On 24 Sep, Tor Egge wrote:
>> It appears that there is some sort of interaction between soft
>> updates and background fsck that results in the link count of the
>> parent of one of these directories being double decremented,
>> resulting in the file system being put into an invalid state.
> If the snapshot for background fsck is taken on a file system which
> has pending softupdate dependencies then this can happen. For this
> particular case, the system had a pending dirrem dependency.
In this particular case, the dependency seems to remain pending forever.
I executed sync(8), waited for 60+ seconds, and manually typed in a
couple of commands before running fsck. Only the the file system
modifications done by fsck -B or unmounting the file system seem to
flush the parent directory link count update to disk.
>> The following transcript demonstrates what happens if a background
>> fsck is run after the leaf directory is removed. What is interesting
>> is that after the directory the leaf directory has been removed, the
>> effective link count of the parent directory (displayed by ls) has
>> been decremented from 3 to 2, whereas the on-disk link count shown by
>> fsdb is still 3. The background fsck appears to detect the link
>> count as 3, and executes the sysctl call to decrement the link count,
>> causing both the effective and actual link counts to be decremented
>> to 1.
>> My suspicion is that the physical update of the parent directory's
>> link count after the rmdir of the leaf directory has been deferred
>> until the leaf directory's inode is zeroed, which turns out to be an
>> indefinite wait because the inode doesn't get zeroed until fsck is
> ufs_rmdir() calls ufs_dirremove() after having lowered i_effnlink in
> memory for both leaf and parent directory.

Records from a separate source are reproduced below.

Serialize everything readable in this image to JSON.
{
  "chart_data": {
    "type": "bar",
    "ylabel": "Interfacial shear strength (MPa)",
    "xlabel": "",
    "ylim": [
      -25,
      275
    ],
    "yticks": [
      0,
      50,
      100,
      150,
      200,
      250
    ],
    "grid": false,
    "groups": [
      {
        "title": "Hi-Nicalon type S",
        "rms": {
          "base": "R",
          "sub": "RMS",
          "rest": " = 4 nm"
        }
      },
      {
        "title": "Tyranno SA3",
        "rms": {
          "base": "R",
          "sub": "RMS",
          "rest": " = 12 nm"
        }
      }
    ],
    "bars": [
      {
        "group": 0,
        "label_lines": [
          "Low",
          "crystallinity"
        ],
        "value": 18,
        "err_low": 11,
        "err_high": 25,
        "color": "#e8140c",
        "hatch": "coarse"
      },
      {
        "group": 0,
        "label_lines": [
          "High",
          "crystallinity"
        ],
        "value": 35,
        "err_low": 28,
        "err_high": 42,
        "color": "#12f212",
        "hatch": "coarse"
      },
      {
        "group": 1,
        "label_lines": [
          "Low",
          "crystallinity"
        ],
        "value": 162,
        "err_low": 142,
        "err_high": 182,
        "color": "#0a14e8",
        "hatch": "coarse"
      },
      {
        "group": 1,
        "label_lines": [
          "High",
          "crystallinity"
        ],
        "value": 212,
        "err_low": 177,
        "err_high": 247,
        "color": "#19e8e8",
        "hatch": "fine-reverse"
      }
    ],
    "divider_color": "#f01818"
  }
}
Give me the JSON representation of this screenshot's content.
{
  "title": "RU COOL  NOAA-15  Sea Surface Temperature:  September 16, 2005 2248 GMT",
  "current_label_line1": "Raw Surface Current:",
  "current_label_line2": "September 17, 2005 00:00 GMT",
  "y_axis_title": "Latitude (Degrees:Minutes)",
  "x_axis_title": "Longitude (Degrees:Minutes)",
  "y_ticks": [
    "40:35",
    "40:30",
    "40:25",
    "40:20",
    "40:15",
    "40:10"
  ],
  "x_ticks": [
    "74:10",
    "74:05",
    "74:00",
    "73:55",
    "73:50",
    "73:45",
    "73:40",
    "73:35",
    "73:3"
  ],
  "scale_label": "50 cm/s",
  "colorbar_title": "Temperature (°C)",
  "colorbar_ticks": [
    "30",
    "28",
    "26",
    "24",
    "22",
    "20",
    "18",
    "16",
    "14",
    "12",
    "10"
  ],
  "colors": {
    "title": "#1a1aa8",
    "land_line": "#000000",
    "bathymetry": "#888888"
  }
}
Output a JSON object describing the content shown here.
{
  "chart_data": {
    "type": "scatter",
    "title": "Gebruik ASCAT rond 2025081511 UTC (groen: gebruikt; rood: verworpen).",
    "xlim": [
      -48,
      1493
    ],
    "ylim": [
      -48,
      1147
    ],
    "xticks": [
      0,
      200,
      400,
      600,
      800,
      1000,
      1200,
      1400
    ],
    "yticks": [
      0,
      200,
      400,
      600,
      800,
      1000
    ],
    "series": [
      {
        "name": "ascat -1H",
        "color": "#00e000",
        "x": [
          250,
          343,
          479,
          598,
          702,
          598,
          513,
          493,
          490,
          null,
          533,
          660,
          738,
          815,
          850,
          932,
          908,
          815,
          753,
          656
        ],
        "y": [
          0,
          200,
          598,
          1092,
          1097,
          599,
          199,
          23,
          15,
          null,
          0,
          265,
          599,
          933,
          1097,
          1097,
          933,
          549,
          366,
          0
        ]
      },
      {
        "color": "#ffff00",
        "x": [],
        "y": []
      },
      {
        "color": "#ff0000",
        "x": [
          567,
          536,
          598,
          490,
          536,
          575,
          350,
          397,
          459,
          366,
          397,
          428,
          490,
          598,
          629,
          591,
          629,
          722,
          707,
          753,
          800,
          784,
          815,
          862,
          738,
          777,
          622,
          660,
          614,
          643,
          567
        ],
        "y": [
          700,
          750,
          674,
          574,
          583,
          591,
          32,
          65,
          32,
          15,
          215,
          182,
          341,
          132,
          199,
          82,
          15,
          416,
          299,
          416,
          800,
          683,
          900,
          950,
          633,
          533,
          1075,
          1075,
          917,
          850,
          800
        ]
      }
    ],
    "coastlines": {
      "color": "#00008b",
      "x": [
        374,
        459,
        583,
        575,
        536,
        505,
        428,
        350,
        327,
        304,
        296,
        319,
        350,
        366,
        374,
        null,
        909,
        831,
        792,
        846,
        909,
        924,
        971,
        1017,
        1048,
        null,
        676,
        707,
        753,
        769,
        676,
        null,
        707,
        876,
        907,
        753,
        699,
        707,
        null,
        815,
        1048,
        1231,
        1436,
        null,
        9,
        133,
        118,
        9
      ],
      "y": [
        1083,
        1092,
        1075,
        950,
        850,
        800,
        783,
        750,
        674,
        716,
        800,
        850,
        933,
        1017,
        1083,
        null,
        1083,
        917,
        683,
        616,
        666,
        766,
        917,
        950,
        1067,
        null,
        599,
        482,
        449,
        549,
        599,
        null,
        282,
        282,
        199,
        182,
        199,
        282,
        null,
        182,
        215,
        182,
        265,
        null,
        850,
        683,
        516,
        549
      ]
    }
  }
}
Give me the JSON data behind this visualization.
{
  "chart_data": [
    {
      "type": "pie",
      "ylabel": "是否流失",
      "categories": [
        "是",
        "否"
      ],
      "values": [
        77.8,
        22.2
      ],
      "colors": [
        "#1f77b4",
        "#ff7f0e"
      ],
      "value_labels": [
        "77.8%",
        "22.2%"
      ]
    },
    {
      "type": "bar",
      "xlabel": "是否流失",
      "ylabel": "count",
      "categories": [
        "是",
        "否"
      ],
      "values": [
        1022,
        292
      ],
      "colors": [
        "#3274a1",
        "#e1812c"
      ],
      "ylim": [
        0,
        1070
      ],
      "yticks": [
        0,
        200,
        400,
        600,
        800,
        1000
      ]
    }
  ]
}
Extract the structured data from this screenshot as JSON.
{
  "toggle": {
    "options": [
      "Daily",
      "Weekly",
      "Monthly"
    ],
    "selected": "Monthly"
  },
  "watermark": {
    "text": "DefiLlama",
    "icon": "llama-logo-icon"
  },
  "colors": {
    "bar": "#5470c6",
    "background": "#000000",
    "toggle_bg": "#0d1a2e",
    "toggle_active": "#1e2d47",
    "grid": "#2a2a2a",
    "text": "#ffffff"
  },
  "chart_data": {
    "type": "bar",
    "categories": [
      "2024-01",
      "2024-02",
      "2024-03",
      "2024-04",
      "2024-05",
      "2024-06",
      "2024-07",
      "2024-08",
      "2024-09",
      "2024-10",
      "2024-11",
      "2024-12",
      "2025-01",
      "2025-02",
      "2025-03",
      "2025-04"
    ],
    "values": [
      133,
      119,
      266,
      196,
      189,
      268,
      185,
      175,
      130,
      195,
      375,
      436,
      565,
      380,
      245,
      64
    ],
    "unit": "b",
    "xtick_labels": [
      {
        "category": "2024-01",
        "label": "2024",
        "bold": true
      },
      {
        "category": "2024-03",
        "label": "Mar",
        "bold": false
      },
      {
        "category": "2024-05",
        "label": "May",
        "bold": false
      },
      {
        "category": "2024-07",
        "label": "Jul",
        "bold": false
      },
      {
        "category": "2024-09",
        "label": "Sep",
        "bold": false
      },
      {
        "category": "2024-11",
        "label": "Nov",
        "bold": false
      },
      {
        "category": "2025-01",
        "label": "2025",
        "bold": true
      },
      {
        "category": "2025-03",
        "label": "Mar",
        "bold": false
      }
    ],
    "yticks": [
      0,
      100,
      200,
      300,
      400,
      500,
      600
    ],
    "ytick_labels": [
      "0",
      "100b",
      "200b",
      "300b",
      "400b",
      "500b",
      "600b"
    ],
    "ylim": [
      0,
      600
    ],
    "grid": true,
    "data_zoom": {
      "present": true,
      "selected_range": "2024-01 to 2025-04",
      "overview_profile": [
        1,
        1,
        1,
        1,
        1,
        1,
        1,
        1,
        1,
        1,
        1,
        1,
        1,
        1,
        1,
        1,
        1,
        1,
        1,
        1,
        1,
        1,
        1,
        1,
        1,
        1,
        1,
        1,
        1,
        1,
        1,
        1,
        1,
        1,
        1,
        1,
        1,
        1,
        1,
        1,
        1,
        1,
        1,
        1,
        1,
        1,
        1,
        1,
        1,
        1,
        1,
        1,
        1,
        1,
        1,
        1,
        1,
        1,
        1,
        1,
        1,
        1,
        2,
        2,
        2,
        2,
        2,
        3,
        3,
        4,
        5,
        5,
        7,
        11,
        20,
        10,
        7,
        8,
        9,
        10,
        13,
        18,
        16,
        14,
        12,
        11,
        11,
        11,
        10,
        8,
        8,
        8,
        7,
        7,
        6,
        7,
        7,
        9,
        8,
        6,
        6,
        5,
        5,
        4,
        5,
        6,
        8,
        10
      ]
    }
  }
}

> ufs_dirremmove() calls softdep_setup_remove() which sets up the
> softupdates dependencies for reducing di_nlink on disk for leaf and
> parent directory when it's safe to do so (i.e. after the directory
> entry referencing the leaf directory has been cleared on disk). See
> code in reassignbuf() for various delays before the syncer process
> pushes the dirty buffers to disk.
Ok, now I see the code at the end of handle_workitem_remove() that
reuses the struct dirrem to decrement the link count of the parent
directory. For some reason the second handle_workitem_remove() call is
getting deferred indefinitely.
> The background fsck found the the di_nlink value being 3 on the parent
> directory and issued an FFS_ADJ_REFCNT sysctl to reduce it by one,
> having no knowledge about the pending dirrem dependency. See
> sysctl_ffs_fsck() for the handling of that sysctl.
> After background fsck has run and the dirrem dependency has been
> processed, the link counts for the parent directory are both 1.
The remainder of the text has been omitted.